1.5 Nadat de BV op verschillende manieren vruchteloos had geprobeerd het terrein rendabel te ontwikkelen heeft [Y] getracht de samenwerkingsovereenkomst te beëindigen. De BV heeft in dat verband conservatoir beslag gelegd op het terrein. [Y] en de BV hebben vervolgens afspraken gemaakt ter beëindiging van hun geschil over de samenwerking. In dat kader heeft [Y] op [datum] 2005 het terrein verkocht voor € 600.000 aan de BV. Aan deze (ver)koopprijs ligt een taxatie van [Z] ten grondslag. Vervolgens heeft eiseres het terrein vijf dagen later (door)verkocht aan een derde voor € 2.745.000. De levering(en) van het terrein hebben vrijgesteld van omzetbelasting plaatsgevonden.

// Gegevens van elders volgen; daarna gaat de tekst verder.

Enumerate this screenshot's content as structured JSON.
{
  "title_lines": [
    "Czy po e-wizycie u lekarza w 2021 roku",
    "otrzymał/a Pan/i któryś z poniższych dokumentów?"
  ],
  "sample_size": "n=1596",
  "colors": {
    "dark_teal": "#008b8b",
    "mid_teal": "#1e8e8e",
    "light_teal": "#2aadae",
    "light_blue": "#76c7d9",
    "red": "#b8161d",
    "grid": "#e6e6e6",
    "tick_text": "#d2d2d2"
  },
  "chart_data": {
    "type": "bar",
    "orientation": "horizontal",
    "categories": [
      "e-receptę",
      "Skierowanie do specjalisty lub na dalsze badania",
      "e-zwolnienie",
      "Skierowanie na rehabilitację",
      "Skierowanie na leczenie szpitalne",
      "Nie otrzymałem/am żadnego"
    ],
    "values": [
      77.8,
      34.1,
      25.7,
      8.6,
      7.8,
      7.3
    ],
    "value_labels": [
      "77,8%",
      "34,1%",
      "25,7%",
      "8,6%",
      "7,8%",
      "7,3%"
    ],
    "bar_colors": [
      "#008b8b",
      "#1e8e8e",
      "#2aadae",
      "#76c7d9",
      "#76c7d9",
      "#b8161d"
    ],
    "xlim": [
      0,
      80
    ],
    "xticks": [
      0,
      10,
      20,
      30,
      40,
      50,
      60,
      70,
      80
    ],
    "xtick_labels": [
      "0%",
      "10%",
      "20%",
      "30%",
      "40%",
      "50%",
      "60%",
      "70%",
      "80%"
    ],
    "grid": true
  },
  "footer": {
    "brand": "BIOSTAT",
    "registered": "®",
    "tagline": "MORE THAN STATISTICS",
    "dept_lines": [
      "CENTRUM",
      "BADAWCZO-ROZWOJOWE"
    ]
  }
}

1.6 [A] en [B] hebben voor de door hen verrichte werkzaamheden ieder een bedrag van € 91.211,64 exclusief omzetbelasting aan de BV gefactureerd. De per factuur in rekening gebrachte omzetbelasting bedraagt € 17.330,21.
De werkzaamheden van [A] zijn (nadien) als volgt gespecificeerd:
- Juridische begeleiding dispuut met [Y] over mogelijke beëindiging van de samenwerkingsovereenkomst tussen eiseres en [Y] in de periode 2004 tot [datum] 2005, waaronder het leggen en opheffen van conservatoir beslag op het terrein en onderhandelingen met [Y];
- Bestudering van en advisering over concept wetgeving [concept wetgeving], waaronder ondermeer het Ontwerp besluit [ontwerpbesluit] (staatscourant [datum], nummer [nummer], pagina [nummer]);
- Advisering , begeleiding en beoordeling van rapporten "[D]" en evaluatierapportage werkzaamheden juni 1998 - mei 1999;
- Begeleiding en advisering inzake briefwisselingen en bespreking met het Ministerie van VROM inzake het rapport [E];
- Advisering, begeleiding en beoordeling van het rapport van [datum] "[F]" aangeboden aan het Ministerie van VROM, met de intentie de locatie aan te wijzen als [locatie];
- Kadastrale recherche naar de grondposities van het perceel [adres];
- Onderhandelingen medio 2002 met [G] inzake mogelijke participatie ter zake van de herontwikkeling van het perceel [adres];
- Begeleiding rapportage door [H] ter zake van de waarde van de locatie [adres] als [locatie];
- Diverse besprekingen, telefoongesprekken, e-mails en overige werkzaamheden gedurende de periode maart 2001 tot [datum] 2005.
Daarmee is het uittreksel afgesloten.